Спустя долгие минуты, ее черная от копоти тень одним прыжком перемахнула горевший, плюющийся искрами и дымом от льющейся на него из шланга воды оконный проем и последний, опаленный, но жалобно мяукающий и живой котенок упал рядом с собратьями.
Обожженная кошка сипло муркнула.
Моргнула.
И уткнулась без движения в снег…
*****
Заведующая роддомом Семенова Нина Павловна, женщина в общем - то по характеру суровая и к сантиментам не приученная, улыбалась.
За почти двадцатилетнюю свою здесь работу она насмотрелась всякого. Были и радость, и счастье и уж чего скрывать - потери.
И отказники, родителями беспутными брошенные были, куда же без них?
За каждого такого малыша, за каждую еще вышитую чистыми белыми нитками судьбу весь коллектив роддома во главе с самой Ниной Павловной боролись до конца.
Объясняли, уговаривали, просили одуматься…
Да только редко кто на попятную шел. Дети то ведь они сразу - или желанные, или хоть рыбой об лед бейся, никакие уговоры от детского дома не спасут.
Но в этот раз…
Нина Павловна незаметно прикрыла дверь палаты, откуда доносилось тихое, похожее на мурлыкание, пение и кивнув дежурной медсестре - мол присмотри, помоги если потребуется, направилась к себе в кабинет.

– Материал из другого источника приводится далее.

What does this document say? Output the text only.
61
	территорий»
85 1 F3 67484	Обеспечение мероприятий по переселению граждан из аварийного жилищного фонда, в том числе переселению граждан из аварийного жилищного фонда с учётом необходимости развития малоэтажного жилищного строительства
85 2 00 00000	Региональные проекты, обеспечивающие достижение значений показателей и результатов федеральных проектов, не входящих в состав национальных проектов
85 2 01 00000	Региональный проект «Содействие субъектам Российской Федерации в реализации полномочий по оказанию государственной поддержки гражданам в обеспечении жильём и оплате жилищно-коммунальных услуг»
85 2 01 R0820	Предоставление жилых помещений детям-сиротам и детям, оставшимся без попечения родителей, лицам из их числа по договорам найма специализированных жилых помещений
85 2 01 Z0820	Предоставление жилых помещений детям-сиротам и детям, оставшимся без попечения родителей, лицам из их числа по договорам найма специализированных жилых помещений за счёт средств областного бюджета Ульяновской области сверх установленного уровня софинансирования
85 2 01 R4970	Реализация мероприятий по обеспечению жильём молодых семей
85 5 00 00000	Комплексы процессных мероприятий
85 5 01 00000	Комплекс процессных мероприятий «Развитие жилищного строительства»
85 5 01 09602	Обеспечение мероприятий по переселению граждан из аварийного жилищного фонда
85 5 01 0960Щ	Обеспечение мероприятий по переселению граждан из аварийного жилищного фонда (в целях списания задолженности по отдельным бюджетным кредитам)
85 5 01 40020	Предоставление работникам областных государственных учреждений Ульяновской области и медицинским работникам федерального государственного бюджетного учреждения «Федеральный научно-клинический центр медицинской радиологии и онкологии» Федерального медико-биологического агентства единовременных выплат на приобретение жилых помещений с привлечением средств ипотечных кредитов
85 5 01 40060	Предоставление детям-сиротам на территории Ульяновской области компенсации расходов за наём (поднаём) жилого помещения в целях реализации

В кармане ее белого халата в такт ровным, уверенным шагам, шелестела порванная на мелкие клочки отказная.
Нина Павловна рвала ее уверенно, рвала быстро. Не то, чтобы боялась передумать, нет.
Просто немая мольба, смешанная с рвущейся сквозь отчаяние надеждой, застывшие в глазах молодой, стоящей напротив нее на коленях, Ларисы, были настолько сильны и непоколебимы, что поступить иначе Нина Павловна бы не смогла, даже если бы и хотела.
Да и хотелось строгой заведующей роддома в этот самый день совершенно другого - домой хотелось.
К мужу, к детям, к развалившимся по квартире в облюбованных ими местах двум кудрявым болонкам.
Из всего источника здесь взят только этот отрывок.